Open inspir3dArt opened 2 weeks ago
A few questions:
Bypass Context Length
in settings disabled?I haven't tested 0.8.0, but it was a problem back in v0.7.9g too, with is the last version I think I tested before.
Yes, it is disabled. The model showed the context length correctly as 8192 in the models overview, but was at a lower setting in the model settings by default, so I changed it to 8192 there too.
The following fields are used / Enabled by the character card:
The model card has also entries in the "System Prompt" and "Jailbreak (Post history instructions)" that seems to be not used. I copied the System Prompt text manually to the beginning of the Description field inside the character card edit menu in chatter ui before starting the roleplay.
Ive done a few tests, and so far I have not been able to reproduce this issue. I did a few test with cards of various field lengths, and so far all of them have properly truncated.

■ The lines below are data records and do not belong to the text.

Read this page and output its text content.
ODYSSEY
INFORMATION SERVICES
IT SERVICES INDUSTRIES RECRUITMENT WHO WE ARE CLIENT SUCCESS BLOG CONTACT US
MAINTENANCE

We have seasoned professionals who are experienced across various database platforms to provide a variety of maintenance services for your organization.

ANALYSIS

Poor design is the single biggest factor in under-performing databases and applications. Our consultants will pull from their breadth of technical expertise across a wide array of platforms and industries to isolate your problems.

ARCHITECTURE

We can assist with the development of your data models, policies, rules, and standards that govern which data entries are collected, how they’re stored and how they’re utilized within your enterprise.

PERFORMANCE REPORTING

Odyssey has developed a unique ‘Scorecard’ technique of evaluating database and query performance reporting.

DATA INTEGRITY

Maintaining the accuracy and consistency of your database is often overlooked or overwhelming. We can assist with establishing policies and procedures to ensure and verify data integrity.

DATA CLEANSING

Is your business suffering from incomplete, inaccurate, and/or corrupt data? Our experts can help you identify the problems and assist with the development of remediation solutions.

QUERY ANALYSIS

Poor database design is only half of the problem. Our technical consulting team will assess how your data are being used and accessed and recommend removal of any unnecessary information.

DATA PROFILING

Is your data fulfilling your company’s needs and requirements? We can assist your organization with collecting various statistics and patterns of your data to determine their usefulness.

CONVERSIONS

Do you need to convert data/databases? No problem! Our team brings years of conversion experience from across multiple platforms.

The log doesn't show anything different than on all other replies, except the big time jump.
This is very odd. So long as no data is inserted to the back of context, this shifting should never fail. Did you by chance change anything about the character card or instruct formatting?
I enabled the 'include Names' option, besides that it's the default Lama 3 preset.
The context shifting doesn't really fail, it just takes really long when it happens. I have made a few tests, knowing the AI's response length of 260 tokens (having the ai curaged to use it), knowing the token count of the character cards from testing in koboldcpp, and knowing that my responses are usually between 30 and 80 tokens, it happens at a total token count around the context length of 8192.
It happens to me with all Lama 3 (as in 3.0) based models like:
I see a maybe connected thing in koboldcpp, where this models need to process about 260 more tokens than my message every few messages, I guess they shift after every message, or remove things like the stop tokens afterwards.
I don't know if it might be something in the implementation of L3 in lamacpp that causes reprocessing at context shifting, because it never happens with L3.1+ or Mistral / Gemini based models.
I had a longer roleplay chat using 0.8.1 with a Q4 k_m gguf quant of L3-8B-Lunar-Stheno. It worked well, until the #42 message, there it took 19 minutes before it replied, like it had to reprocess the entire chat. The models context size is set to 8192.
The log doesn't show anything different than on all other replies, except the big time jump.
The device is a Samsung Galaxy S24 ultra.